Vladcovschi führt eine kleine Straße hinunter, bleibt vor einem unschuldig-unscheinbaren Gebäude stehen. Das ehemalige Polizeipräsidium. "Über 13.000 Juden wurden ermordet. Es war das größte Pogrom in Rumänien."
Eine kleine Gedenktafel erinnert an das Geschehen. Sie wurde erst vor einigen Jahren hier angebracht. "Der rumänische Staat hat die Schuld am Holocaust zuvor einfach nicht anerkannt, nicht einmal, dass es ihn gegeben hat."
Jüdische Feste werden noch gefeiert
Zum Schluss möchte Ides Vladcovschi noch die große Synagoge zeigen. Eine von den zwei Synagogen, die in Iasi noch stehen. "Davor soll hier eine Holzsynagoge gestanden haben. Die jüdischen Gotteshäuser durften nur aus Holz sein und nicht größer als die Kirchen."

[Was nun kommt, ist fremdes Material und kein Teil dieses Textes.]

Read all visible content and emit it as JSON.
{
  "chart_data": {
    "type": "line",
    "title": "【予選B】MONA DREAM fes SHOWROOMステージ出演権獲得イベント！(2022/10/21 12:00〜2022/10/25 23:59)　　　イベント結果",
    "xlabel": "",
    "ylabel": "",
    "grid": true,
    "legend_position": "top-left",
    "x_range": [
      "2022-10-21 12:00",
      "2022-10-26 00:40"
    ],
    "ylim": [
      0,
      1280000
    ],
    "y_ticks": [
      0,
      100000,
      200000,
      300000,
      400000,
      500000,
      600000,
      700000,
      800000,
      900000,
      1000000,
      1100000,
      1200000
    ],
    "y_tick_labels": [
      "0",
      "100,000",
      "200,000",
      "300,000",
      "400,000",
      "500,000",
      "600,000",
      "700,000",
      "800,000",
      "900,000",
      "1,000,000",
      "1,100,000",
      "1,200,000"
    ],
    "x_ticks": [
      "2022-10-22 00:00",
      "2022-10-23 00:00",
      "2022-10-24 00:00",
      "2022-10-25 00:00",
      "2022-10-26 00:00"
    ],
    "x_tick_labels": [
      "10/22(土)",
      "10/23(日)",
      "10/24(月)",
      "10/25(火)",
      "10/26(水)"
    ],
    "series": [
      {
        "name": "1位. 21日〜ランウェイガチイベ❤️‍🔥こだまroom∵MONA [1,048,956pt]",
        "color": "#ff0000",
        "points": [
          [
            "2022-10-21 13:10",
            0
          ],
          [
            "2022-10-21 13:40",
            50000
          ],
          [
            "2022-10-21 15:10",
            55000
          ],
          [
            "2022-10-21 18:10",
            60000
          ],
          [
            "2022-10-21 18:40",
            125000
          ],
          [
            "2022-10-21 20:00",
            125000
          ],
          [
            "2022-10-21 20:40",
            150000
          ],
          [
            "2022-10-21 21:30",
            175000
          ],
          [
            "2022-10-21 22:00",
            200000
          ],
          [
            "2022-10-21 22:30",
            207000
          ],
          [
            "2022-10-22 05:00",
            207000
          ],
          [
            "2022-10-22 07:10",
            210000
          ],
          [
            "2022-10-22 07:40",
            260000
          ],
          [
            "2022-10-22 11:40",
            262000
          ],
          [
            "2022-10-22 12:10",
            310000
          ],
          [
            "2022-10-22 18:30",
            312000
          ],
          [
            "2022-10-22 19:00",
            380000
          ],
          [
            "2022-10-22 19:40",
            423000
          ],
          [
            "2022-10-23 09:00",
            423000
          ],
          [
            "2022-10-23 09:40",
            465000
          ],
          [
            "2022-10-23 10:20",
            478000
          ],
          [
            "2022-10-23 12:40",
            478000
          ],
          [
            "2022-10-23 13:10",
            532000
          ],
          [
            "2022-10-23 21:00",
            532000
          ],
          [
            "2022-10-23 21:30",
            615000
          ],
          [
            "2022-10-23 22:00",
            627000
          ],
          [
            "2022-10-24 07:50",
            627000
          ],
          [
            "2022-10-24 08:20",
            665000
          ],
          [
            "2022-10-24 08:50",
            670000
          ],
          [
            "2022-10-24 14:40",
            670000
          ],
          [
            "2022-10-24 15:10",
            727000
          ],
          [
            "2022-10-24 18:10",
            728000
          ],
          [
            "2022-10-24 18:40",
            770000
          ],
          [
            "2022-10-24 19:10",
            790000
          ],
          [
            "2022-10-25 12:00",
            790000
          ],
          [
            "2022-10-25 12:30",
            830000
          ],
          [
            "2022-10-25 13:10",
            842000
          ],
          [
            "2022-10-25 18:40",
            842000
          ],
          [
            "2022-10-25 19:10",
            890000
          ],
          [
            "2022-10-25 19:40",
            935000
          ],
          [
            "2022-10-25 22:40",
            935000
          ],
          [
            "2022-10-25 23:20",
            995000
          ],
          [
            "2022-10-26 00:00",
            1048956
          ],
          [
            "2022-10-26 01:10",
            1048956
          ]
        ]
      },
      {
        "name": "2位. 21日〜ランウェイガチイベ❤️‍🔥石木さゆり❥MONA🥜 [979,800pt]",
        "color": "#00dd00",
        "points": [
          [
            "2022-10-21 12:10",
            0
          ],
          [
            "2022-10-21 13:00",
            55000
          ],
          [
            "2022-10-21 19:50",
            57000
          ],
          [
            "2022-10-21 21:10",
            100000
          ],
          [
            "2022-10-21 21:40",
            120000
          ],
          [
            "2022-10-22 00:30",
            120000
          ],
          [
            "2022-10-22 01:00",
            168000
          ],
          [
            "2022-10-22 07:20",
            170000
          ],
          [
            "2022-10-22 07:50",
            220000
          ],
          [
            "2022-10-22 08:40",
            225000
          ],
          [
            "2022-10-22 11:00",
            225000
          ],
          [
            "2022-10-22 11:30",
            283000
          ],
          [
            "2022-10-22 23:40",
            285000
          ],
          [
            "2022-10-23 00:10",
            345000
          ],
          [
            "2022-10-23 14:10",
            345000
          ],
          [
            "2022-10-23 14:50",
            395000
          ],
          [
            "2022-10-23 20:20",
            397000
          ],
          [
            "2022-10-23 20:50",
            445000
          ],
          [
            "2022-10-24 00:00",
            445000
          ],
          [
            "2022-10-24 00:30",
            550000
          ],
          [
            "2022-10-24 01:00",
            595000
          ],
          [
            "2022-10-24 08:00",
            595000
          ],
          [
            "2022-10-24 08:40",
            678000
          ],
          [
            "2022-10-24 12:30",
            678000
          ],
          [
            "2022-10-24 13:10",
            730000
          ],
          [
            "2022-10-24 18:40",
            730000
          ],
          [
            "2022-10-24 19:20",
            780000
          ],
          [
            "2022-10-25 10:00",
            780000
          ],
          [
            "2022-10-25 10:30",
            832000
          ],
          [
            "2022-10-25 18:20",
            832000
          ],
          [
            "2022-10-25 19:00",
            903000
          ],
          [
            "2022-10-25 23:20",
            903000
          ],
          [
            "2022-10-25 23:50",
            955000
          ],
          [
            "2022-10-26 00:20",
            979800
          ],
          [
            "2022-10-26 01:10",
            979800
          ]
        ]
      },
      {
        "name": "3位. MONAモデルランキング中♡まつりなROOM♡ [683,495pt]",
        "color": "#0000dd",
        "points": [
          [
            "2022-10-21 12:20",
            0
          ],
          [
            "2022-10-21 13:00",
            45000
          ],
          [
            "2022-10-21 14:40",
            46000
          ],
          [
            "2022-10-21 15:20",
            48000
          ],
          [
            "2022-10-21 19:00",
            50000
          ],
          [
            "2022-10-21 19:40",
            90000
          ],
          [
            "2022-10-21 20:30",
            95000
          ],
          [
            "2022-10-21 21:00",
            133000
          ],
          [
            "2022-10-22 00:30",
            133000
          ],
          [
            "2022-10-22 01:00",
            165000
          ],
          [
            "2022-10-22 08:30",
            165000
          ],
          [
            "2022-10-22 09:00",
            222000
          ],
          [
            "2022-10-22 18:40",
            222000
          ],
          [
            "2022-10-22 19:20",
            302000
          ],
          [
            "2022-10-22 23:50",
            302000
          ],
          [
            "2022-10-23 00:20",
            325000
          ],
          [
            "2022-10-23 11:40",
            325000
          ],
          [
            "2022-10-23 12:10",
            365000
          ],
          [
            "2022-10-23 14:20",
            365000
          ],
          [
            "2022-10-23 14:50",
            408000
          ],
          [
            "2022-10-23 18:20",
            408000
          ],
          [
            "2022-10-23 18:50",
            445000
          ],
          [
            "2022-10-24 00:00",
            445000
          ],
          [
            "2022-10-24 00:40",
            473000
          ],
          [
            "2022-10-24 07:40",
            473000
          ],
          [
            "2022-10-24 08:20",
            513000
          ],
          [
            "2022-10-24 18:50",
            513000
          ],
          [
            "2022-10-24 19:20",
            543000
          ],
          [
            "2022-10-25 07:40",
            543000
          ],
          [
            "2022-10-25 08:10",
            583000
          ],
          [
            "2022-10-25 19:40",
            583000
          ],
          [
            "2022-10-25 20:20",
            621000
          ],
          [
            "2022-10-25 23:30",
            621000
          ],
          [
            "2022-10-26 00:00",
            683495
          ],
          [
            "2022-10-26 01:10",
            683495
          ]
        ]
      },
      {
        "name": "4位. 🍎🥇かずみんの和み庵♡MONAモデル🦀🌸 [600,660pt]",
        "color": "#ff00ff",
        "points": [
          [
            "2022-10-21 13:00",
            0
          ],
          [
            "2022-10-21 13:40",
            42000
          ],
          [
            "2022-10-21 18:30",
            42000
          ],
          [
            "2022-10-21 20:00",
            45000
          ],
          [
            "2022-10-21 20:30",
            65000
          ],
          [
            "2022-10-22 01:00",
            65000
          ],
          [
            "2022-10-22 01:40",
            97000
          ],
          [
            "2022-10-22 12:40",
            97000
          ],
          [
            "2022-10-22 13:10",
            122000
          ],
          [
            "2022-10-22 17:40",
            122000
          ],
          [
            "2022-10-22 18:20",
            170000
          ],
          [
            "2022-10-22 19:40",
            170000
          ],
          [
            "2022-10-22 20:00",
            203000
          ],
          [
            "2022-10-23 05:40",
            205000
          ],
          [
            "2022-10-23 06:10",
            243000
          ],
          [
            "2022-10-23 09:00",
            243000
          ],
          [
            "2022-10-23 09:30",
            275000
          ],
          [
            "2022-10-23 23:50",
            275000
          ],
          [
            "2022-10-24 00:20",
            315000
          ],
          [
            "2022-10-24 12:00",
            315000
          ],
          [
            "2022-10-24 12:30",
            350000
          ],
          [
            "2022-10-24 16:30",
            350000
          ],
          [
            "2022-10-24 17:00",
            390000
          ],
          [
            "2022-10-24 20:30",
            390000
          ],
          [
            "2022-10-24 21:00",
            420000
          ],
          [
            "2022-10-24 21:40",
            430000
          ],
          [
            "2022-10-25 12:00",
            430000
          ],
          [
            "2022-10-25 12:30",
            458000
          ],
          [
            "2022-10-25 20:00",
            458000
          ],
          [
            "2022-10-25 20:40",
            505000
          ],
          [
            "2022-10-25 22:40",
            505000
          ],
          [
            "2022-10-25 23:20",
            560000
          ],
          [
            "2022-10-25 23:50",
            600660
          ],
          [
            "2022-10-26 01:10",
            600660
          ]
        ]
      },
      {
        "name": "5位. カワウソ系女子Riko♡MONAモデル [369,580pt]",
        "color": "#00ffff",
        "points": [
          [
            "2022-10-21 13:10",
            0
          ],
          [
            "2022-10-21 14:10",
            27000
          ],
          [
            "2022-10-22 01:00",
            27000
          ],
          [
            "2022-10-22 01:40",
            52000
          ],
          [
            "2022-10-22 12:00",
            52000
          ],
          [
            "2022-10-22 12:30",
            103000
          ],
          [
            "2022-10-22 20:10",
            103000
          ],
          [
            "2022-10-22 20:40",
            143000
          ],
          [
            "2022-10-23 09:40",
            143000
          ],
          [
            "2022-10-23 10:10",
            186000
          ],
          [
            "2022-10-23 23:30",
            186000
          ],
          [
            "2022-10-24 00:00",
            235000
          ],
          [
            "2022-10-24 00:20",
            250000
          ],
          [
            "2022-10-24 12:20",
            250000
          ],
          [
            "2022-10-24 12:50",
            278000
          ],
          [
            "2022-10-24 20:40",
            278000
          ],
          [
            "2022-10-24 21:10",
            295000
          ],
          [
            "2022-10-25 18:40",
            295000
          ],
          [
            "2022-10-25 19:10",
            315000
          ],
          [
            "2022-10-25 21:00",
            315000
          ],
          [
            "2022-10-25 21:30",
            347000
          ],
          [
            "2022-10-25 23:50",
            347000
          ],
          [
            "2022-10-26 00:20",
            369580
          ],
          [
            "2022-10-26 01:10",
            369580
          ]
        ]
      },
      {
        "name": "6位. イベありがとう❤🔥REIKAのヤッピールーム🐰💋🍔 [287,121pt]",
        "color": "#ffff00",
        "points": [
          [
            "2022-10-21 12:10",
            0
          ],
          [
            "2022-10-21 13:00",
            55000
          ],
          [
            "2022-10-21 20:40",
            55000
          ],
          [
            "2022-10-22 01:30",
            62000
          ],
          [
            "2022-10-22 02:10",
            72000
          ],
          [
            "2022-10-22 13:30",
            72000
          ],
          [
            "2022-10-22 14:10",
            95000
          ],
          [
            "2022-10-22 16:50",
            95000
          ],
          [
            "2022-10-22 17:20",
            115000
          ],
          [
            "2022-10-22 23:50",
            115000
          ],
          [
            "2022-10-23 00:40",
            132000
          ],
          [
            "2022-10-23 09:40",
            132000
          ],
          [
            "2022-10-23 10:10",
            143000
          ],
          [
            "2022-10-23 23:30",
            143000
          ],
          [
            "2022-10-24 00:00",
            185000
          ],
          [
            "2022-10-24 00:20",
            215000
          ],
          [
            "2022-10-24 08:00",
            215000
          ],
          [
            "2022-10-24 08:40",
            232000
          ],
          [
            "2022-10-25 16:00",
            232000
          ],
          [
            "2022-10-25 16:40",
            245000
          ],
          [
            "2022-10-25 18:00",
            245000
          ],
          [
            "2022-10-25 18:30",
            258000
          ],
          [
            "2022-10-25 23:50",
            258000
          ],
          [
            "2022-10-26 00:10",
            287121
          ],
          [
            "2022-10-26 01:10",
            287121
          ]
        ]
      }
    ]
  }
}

Das frisch gestrichene und renovierte Gebäude liegt in der ehemaligen Straße der Synagogen. Dicht an dicht standen sie hier einst. Jetzt: Häuser und Straßeneinerlei.

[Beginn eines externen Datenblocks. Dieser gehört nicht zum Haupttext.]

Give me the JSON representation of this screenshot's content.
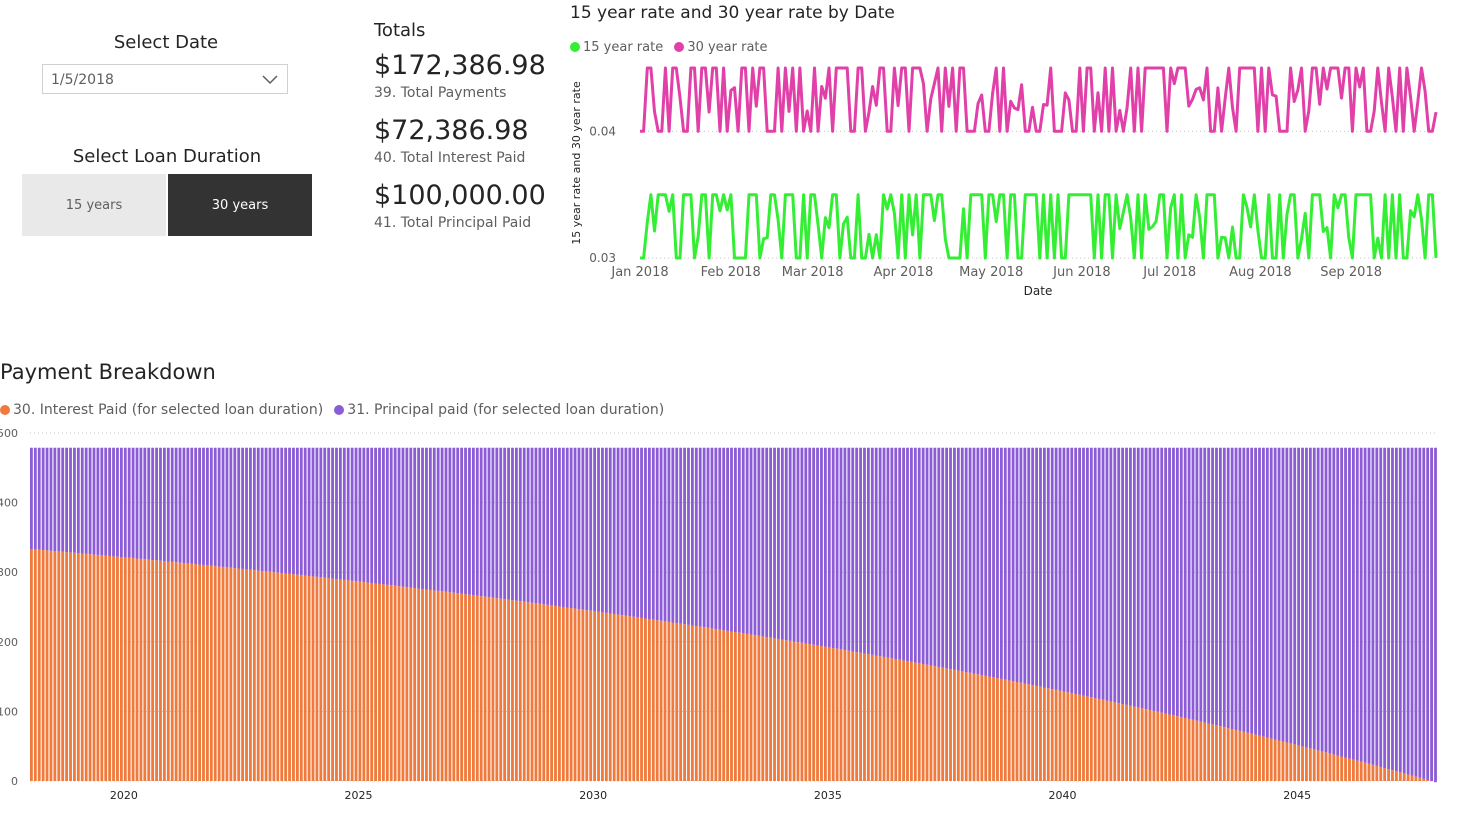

"Die große Synagoge wurde 1670 erbaut. Es ist die älteste Synagoge Rumäniens. Sie wurde renoviert und vergangenes Jahr zu Hannukah eingeweiht."
Drinnen, in der Synagoge, wölbt sich ein riesiger, kunstvoll geschnitzter, bunt bemalter Toraschrein. "Der ist wundschön, der Toraschrein. Der wurde Stück für Stück auseinander genommen, restauriert und wieder zusammengesetzt, wie ein Puzzle. Zwölf Jahre hat das gedauert."

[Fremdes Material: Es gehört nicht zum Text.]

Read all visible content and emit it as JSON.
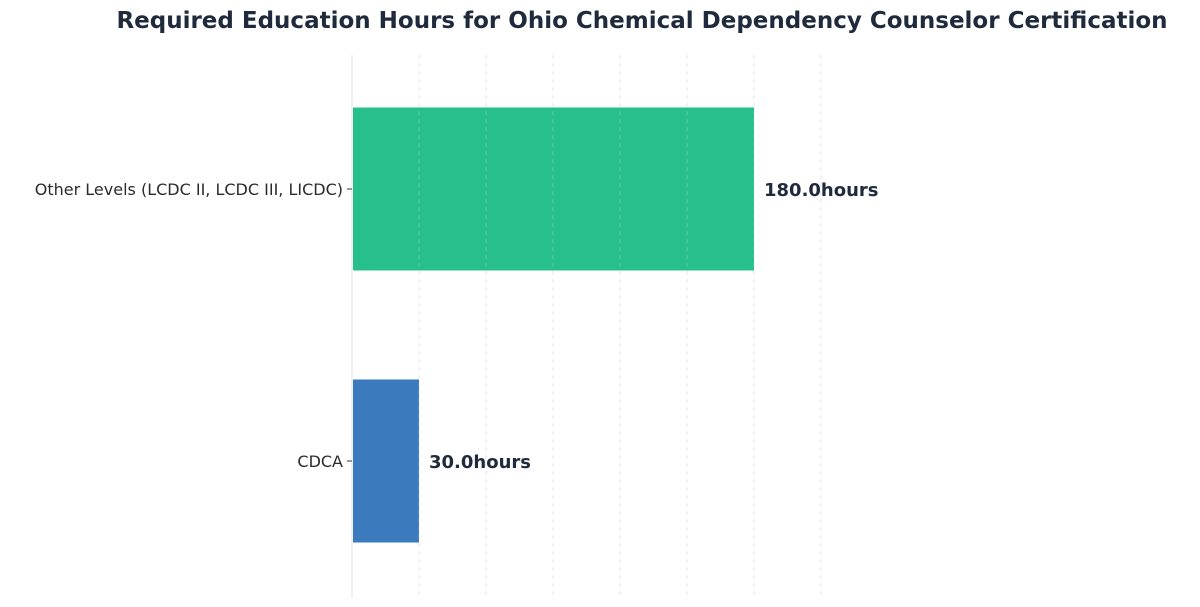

Wieder klingelt das Handy – wieder muss Ides Vladcovschi kurz rangehen, um ein Matze-Brot-Bestellung entgegenzunehmen.
Auf einigen Stühlen in der Synagoge liegen noch die Ratschen vom Purim-Fest, eine Art jüdischer Karneval. Das Fest erzählt davon, wie Juden einst im antiken Persien nur knapp einem Pogrom entkommen sind, erklärt Ides Vladcovschi: eine lautstarke Feier des Lebens, des Überlebens.
Sie nimmt eine der Ratschen in die Hand – und beginnt zu drehen.